Rep. Adam Koenig, a Republican from Erlanger, said the lack of legislative action makes it harder to determine whose responsibility it is to ensure the gambling machines run legally.

“Given the lack of direction in the statutes, it is hard for me to complain about anything else in the (auditor’s) letter that the horse racing commission is doing,” said Koenig, who is chair of the House Standing Committee on Licensing, Occupations and Administrative Regulations, which oversees racing matters.

“The Auditor is doing his job in looking out for the Commonwealth and the taxpayers, but short of any direction from the Legislature, the horse racing commission is doing the best they can.”

One bill, co-sponsored by Koenig in 2017, would have authorized the commission to charge the industry an annual licensing fee to pay for administrative costs. It also would have required machine makers, distributors or race tracks to pay for testing services.

The bill never made it to a House vote.

Koenig said the Family Foundation’s powerful lobbying has blocked efforts from him and other legislators to establish legislative ground rules for the machines.

The Family Foundation’s attorney, Stan Cave, said the foundation opposed such legislation because it would have interfered with its court battle — and “legalized the corrupting practice of interested private parties paying hundreds of thousands of dollars to a regulatory agency’s consultant.”

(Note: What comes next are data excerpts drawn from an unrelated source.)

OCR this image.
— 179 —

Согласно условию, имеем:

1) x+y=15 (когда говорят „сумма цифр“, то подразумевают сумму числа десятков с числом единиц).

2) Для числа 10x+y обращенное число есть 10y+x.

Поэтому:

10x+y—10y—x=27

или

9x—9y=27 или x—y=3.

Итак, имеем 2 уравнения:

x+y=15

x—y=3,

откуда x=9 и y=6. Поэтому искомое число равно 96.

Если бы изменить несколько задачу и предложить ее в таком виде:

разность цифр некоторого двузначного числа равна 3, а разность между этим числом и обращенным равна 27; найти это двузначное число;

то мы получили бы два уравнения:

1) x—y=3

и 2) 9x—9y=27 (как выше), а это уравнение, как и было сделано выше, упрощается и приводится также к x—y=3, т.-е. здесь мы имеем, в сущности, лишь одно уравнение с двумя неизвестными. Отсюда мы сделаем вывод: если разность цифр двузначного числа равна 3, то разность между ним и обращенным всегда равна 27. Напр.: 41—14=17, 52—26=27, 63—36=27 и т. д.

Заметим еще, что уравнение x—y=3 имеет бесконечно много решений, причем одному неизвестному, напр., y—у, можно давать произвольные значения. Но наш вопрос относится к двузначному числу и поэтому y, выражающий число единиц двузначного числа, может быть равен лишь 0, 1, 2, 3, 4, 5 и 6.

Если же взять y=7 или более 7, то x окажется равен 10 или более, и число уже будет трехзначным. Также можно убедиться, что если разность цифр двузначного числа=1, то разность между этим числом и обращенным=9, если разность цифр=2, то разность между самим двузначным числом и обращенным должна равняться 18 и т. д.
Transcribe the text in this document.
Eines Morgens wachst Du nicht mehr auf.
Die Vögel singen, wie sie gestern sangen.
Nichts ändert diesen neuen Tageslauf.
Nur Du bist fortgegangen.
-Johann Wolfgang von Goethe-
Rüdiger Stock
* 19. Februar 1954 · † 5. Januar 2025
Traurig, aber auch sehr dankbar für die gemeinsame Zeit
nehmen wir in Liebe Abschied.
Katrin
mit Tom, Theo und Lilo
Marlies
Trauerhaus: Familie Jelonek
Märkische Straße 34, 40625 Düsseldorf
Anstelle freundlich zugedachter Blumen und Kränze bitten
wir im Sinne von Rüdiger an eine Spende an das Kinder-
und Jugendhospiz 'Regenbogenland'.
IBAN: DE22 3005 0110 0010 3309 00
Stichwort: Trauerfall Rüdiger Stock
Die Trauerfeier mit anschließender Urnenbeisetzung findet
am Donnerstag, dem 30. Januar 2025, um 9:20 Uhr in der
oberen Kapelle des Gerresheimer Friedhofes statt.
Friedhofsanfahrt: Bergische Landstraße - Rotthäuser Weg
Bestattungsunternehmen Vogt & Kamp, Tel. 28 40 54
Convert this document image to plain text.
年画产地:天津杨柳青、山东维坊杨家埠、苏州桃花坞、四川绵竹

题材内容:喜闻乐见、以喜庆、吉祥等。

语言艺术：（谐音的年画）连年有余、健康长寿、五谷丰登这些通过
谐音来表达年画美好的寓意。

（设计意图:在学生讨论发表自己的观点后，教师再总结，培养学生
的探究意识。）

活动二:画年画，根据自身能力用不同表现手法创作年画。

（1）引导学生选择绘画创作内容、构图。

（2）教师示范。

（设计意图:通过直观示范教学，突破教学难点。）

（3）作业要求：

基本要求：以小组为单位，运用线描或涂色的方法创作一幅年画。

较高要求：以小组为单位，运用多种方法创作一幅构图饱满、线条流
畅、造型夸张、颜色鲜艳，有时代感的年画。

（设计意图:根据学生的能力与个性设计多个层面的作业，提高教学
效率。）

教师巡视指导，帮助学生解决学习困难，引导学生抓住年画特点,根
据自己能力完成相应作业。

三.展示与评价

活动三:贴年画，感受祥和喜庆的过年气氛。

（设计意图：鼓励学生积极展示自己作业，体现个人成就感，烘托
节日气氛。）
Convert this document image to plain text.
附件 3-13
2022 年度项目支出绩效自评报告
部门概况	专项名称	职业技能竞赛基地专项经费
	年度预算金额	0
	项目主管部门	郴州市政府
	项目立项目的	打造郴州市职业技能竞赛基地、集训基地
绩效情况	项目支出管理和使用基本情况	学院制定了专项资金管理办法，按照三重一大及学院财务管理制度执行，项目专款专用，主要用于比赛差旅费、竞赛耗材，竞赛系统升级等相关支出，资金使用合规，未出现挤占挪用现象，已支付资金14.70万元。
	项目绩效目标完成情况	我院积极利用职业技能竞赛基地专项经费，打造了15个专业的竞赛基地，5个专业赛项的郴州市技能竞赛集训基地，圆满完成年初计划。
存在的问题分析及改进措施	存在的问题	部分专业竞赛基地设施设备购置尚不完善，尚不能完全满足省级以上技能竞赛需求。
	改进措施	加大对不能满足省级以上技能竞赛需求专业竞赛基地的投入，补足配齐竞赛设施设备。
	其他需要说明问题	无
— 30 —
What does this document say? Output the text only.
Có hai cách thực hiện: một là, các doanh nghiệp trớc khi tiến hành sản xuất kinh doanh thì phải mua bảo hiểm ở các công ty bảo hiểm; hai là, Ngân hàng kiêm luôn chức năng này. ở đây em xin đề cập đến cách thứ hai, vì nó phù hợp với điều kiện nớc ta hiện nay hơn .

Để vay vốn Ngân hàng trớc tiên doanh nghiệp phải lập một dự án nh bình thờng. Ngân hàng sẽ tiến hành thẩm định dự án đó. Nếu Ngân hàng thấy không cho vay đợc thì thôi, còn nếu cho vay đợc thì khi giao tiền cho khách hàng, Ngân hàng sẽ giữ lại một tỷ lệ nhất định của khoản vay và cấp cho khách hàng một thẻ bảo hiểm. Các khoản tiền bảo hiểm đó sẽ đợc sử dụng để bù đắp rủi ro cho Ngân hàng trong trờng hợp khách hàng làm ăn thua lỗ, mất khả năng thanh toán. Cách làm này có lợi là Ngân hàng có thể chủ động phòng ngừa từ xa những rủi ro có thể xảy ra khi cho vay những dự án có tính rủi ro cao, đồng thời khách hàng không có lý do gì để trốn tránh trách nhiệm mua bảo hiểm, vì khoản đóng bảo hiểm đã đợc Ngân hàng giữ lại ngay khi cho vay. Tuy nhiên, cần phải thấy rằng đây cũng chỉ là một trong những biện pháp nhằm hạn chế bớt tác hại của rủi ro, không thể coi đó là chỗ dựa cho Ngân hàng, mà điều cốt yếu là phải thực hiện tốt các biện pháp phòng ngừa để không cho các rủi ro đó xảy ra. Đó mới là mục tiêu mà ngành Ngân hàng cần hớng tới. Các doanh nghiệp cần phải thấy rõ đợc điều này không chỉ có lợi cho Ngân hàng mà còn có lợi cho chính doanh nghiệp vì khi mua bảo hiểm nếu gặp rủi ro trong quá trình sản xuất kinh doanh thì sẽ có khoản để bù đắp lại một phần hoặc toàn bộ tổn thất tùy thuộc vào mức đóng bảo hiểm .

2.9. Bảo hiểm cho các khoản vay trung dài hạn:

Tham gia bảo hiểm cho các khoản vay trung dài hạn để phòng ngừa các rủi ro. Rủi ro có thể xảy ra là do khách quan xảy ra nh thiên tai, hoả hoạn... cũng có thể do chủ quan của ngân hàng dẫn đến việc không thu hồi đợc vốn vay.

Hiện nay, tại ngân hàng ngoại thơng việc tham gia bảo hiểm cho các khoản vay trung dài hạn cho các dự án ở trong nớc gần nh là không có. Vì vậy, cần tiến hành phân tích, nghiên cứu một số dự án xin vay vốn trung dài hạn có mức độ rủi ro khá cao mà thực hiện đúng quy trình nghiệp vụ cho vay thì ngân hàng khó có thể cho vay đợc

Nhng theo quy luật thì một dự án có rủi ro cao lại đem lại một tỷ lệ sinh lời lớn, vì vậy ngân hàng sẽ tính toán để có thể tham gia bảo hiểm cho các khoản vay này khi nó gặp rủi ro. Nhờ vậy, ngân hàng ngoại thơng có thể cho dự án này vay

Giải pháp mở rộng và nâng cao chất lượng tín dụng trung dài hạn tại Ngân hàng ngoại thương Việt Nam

State Sen. Julie Raque Adams, a Republican from Louisville, said the commission’s arrangement with Gaming Laboratories International raises red flags and warrants a critical look from lawmakers. Adams is on the Senate Licensing, Occupations and Administrative Regulations Committee that oversees racing issues.

“Things can be skewed depending on who is paying for it,” Adams said. “I think we need to dig in a little deeper and see what kind of information we’re getting back. Is it truly holistic in its approach or does it weigh in favor of the tracks?”